Core concepts

PortalJS rests on four ideas. Understand these and the skills, the template, and the decisions behind them all make sense.

1. A lightweight template + agentic skills

For years, building a data portal meant wiring up a heavy component library, fighting bundle sizes, and writing boilerplate for every dataset page and catalog view. PortalJS replaces that with two smaller pieces:

  • A lightweight, customizable template — plain Next.js, Tailwind, and a few small React components (Table, charts, maps added only when you need them). No monolithic, non-tree-shakeable bundle.
  • A set of agentic skills/new-portal, /add-dataset, /add-chart, /add-map, /connect-ckan, /deploy — that do the repetitive assembly.

The work moves from writing boilerplate to describing intent. The framework stays small and easy to own; the agent does the assembly.

2. Plain, editable code — no lock-in

Every skill produces plain, readable code you can clone, fork, and edit by hand. There is no magic runtime interpreting a config file at request time, and nothing is feature-gated behind a hosted product.
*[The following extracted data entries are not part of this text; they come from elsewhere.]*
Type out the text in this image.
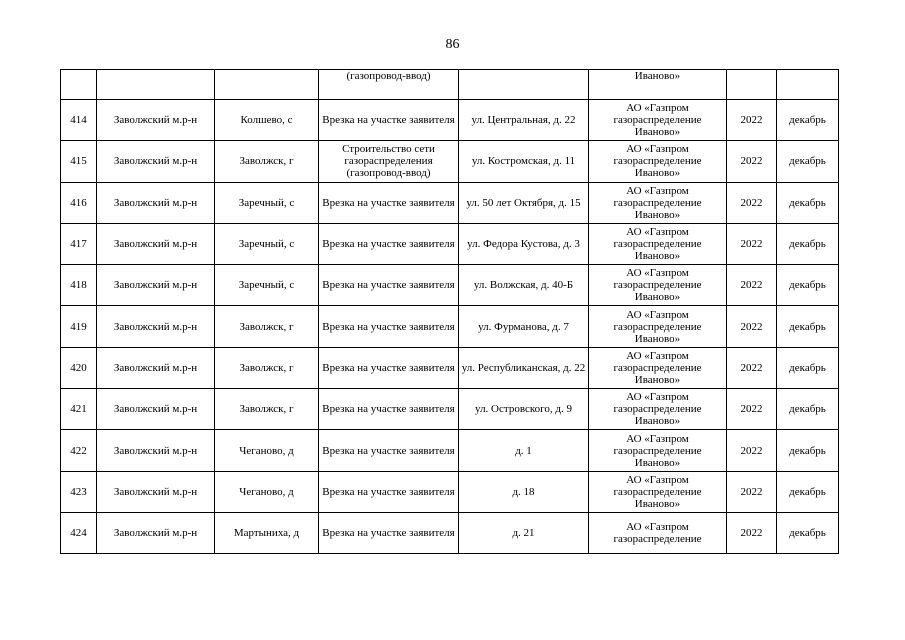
86
			(газопровод-ввод)		Иваново»		
414	Заволжский м.р-н	Колшево, с	Врезка на участке заявителя	ул. Центральная, д. 22	АО «Газпром газораспределение Иваново»	2022	декабрь
415	Заволжский м.р-н	Заволжск, г	Строительство сети газораспределения (газопровод-ввод)	ул. Костромская, д. 11	АО «Газпром газораспределение Иваново»	2022	декабрь
416	Заволжский м.р-н	Заречный, с	Врезка на участке заявителя	ул. 50 лет Октября, д. 15	АО «Газпром газораспределение Иваново»	2022	декабрь
417	Заволжский м.р-н	Заречный, с	Врезка на участке заявителя	ул. Федора Кустова, д. 3	АО «Газпром газораспределение Иваново»	2022	декабрь
418	Заволжский м.р-н	Заречный, с	Врезка на участке заявителя	ул. Волжская, д. 40-Б	АО «Газпром газораспределение Иваново»	2022	декабрь
419	Заволжский м.р-н	Заволжск, г	Врезка на участке заявителя	ул. Фурманова, д. 7	АО «Газпром газораспределение Иваново»	2022	декабрь
420	Заволжский м.р-н	Заволжск, г	Врезка на участке заявителя	ул. Республиканская, д. 22	АО «Газпром газораспределение Иваново»	2022	декабрь
421	Заволжский м.р-н	Заволжск, г	Врезка на участке заявителя	ул. Островского, д. 9	АО «Газпром газораспределение Иваново»	2022	декабрь
422	Заволжский м.р-н	Чеганово, д	Врезка на участке заявителя	д. 1	АО «Газпром газораспределение Иваново»	2022	декабрь
423	Заволжский м.р-н	Чеганово, д	Врезка на участке заявителя	д. 18	АО «Газпром газораспределение Иваново»	2022	декабрь
424	Заволжский м.р-н	Мартыниха, д	Врезка на участке заявителя	д. 21	АО «Газпром газораспределение	2022	декабрь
This is what AI-native, not AI-only means: the skills are the fast path, but the output is an ordinary Next.js project. You can scaffold with skills today and hand the repo to a developer who's never heard of them — see Manual setup.

3. Decoupled by default

The frontend is independent from the backend and talks to it over an API. The same portal frontend can sit in front of:

  • CKAN, DKAN, OpenMetadata, Microsoft Purview, DataHub
  • GitHub-backed and Frictionless datasets
  • plain JSON / static files (the default — no backend at all)
  • a custom backend you already run

Start with static CSVs in /public/data/, then point the portal at a real catalog later with /connect-ckan — without rewriting the frontend.

4. Bring your own stack

PortalJS ships a sensible default template, but never forces a frontend toolchain or design system on a team that already has one. The components are small and swappable; the styling is plain Tailwind. Adopt the whole template, or lift the skills and ideas into an existing app.

How it fits together

You describe intent  ──►  Agentic skill  ──►  Plain editable code
   "add this CSV"          /add-dataset        pages/datasets/*.tsx
                                                public/data/*.csv

The skills are first-class citizens of the repo: documented, tested end-to-end, and composable. Anyone can author one — see the authoring guide.